There is a long tradition of great sidekicks in detective fiction: Watson and Holmes, Hastings and Poirot, Hawk and Spenser. The role can range from comic relief to a dark reflection to an alter ego of the hero. Sidekicks are often the only true friend of the main character and act as an interpreter for the reader, explaining what the Great One is thinking.
Very few are female.
Elizabeth George broke the mold with Detective Sargent Barbara Havers in the Inspector Lynley mysteries. Havers is the opposite of Lynley in every way: personality, gender, and class. Thomas “Tommy” Lynley—aka the Eighth Earl of Asherton—could leave Scotland Yard at any moment to take up to his earl duties.
Working class Havers has doggedly pursued policing and has risen through overwhelming sexist male ranks. Both are outsiders in Scotland Yard and are therefore looked upon with suspicion. The connection between the duo is as important as the plots themselves. Both are straight, and refreshingly, there is no chance of a sexual relationship between them.
Look for what inappropriate T-shirt Havers will wear—there’s an especially good one involving Keith Richards in this outing.
Havers gets the spotlight in this book, a development for which fans have been clamoring.
But be careful what you wish for. Just One Evil Act starts with the disappearance of nine-year-old Hadiyyah, the daughter of her friend and neighbor Taymullah Azhar, both of whom Havers loves, even if she can’t admit it. The child has been taken away by her mother Angelina.
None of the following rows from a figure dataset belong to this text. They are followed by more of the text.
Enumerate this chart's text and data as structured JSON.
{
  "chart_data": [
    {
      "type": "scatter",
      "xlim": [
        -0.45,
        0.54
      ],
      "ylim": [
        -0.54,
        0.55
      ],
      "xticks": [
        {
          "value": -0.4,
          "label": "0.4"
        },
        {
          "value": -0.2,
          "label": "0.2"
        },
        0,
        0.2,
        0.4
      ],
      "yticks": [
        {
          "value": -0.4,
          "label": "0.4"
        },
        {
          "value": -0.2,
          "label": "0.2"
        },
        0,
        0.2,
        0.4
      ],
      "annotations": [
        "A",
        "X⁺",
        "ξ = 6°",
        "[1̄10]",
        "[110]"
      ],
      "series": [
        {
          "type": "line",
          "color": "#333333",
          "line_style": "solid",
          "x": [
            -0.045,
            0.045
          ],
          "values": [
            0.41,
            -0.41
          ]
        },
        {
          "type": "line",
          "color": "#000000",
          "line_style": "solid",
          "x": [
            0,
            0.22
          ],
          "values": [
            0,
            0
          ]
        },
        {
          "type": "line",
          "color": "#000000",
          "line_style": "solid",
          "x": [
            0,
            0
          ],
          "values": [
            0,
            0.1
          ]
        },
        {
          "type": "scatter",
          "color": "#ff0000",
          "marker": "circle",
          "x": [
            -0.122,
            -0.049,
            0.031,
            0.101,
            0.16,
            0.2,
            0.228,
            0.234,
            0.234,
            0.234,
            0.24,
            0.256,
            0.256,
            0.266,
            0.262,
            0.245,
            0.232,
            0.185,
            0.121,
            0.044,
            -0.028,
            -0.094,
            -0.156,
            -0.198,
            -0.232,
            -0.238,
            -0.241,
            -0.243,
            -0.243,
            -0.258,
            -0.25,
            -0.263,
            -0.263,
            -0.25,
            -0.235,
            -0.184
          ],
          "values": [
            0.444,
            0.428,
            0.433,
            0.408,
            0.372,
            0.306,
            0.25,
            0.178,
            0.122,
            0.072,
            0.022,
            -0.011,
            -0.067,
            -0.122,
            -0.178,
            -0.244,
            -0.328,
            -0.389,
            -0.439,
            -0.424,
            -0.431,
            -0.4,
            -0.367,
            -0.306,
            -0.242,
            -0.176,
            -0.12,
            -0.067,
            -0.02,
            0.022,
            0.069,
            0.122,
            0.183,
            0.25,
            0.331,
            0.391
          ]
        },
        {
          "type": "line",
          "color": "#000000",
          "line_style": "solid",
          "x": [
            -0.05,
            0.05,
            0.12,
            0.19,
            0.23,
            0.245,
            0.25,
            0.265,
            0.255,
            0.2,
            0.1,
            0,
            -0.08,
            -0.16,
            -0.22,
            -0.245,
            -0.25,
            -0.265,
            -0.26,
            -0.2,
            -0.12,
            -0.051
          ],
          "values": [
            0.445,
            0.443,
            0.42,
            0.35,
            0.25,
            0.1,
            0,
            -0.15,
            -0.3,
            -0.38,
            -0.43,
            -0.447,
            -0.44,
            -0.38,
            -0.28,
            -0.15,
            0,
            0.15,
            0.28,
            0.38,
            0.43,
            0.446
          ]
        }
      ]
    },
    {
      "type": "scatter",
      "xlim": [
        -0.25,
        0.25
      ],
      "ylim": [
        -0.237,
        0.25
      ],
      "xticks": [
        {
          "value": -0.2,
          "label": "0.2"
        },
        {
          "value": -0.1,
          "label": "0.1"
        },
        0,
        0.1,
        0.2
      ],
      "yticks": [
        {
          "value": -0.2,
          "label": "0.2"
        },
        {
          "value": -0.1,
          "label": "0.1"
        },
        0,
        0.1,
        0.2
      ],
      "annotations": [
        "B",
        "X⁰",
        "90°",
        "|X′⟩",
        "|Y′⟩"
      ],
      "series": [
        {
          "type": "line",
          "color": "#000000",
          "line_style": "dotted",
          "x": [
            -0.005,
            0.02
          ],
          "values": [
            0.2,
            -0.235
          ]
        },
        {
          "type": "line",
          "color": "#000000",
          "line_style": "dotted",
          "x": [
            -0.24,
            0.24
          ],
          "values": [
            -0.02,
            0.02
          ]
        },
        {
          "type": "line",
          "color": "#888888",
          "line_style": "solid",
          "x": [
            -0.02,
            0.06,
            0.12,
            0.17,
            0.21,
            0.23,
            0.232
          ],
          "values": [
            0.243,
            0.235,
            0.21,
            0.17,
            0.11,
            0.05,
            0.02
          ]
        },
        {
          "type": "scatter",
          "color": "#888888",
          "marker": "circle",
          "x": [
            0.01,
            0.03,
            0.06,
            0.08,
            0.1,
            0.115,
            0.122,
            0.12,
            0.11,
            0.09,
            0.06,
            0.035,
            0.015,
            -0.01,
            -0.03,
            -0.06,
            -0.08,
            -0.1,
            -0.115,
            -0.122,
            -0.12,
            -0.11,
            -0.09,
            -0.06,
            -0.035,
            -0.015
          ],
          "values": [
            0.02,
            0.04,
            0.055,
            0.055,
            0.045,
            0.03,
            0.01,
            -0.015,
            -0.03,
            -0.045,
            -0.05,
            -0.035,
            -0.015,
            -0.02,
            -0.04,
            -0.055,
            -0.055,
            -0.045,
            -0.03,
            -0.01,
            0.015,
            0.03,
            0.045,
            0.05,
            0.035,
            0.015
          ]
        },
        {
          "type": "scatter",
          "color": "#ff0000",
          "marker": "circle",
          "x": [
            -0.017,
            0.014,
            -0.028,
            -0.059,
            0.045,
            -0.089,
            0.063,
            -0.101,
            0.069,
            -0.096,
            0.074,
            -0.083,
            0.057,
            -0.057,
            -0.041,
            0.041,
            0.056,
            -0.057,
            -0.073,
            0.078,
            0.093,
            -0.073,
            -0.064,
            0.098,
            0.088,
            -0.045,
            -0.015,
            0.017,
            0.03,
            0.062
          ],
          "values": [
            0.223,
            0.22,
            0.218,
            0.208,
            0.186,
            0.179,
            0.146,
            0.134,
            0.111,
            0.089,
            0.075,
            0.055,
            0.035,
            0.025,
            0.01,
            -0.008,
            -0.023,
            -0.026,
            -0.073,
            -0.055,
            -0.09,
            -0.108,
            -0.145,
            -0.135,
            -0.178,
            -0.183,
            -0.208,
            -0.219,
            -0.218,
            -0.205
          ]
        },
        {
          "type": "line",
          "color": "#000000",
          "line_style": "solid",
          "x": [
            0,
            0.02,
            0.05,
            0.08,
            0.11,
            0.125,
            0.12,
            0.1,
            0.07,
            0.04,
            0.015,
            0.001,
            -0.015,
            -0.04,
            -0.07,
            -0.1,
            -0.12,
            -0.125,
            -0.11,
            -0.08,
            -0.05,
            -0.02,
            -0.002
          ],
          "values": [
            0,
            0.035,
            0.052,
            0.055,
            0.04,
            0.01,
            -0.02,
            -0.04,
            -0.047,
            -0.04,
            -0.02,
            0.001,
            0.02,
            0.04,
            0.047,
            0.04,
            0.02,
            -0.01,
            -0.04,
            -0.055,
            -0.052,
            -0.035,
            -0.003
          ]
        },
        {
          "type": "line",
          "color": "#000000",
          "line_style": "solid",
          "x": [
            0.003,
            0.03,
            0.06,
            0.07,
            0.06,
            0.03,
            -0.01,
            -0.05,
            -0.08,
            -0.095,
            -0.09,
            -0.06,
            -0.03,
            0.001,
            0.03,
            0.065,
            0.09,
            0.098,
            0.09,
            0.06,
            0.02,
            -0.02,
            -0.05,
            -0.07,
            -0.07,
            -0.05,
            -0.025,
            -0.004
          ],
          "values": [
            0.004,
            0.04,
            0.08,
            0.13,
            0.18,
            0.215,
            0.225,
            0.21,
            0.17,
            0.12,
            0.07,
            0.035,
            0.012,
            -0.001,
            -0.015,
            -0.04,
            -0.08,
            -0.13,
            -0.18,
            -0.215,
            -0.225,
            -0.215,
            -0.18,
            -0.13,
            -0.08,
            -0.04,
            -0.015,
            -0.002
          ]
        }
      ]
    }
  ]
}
It’s not kidnapping for Azhar never divorced his first wife to marry Angelina, and his name isn’t on the birth certificate, so he has no legal claim. The private detective Havers and Azhar hire offers little hope.
Months go by and it Azhar seems to be beginning to accept the loss, when Angelina shows back up in London with news Hadiyyah is missing, kidnapped from her new home in Tuscany.
Is the Evil Act of the title the “kidnapping”? Or is the evil act Azhar sleeping with Angelina and completely discarding his first family? Perhaps it’s Angelina’s family who despise Azhar and Hadiyyah because they are Pakistani.
And that’s just on the England side of the channel. The Italian contingent is not untainted by evil even the wannabe nun flagellates.
Clearly Elizabeth George was inspired by the real life Amanda Knox case, where the American college student and her former Italian boyfriend were found guilty of murdering her housemate in picturesque Perugia, until an appeals court overturned the decision.
Unfortunately in these 796 pages Elizabeth George throws the proverbial kitchen sink at the reader. The book reads like every detail she researched is put in from how the Italian prosecution is involved very early on with the police, how corrupt Italian police taint cases, how beautiful the walled city of Lucca is in the sunny Italian spring . . .
There are way too many pages here full of too many characters, too much travelogue, too many of Havers’ crazy schemes merely plotted to get her thrown off the police force.
In the second half of the book Lynley is a wasted character, rushing around trying to balance a new romance and saving Havers from herself.
Elizabeth George is too talented a writer to distrust her readers. Her plot tries the reader’s patience, evidenced by the placement of the death well into the book, by which that time it seems superfluous.
More is not less here; more is just more.
As Havers herself would point out: Got it! Move on.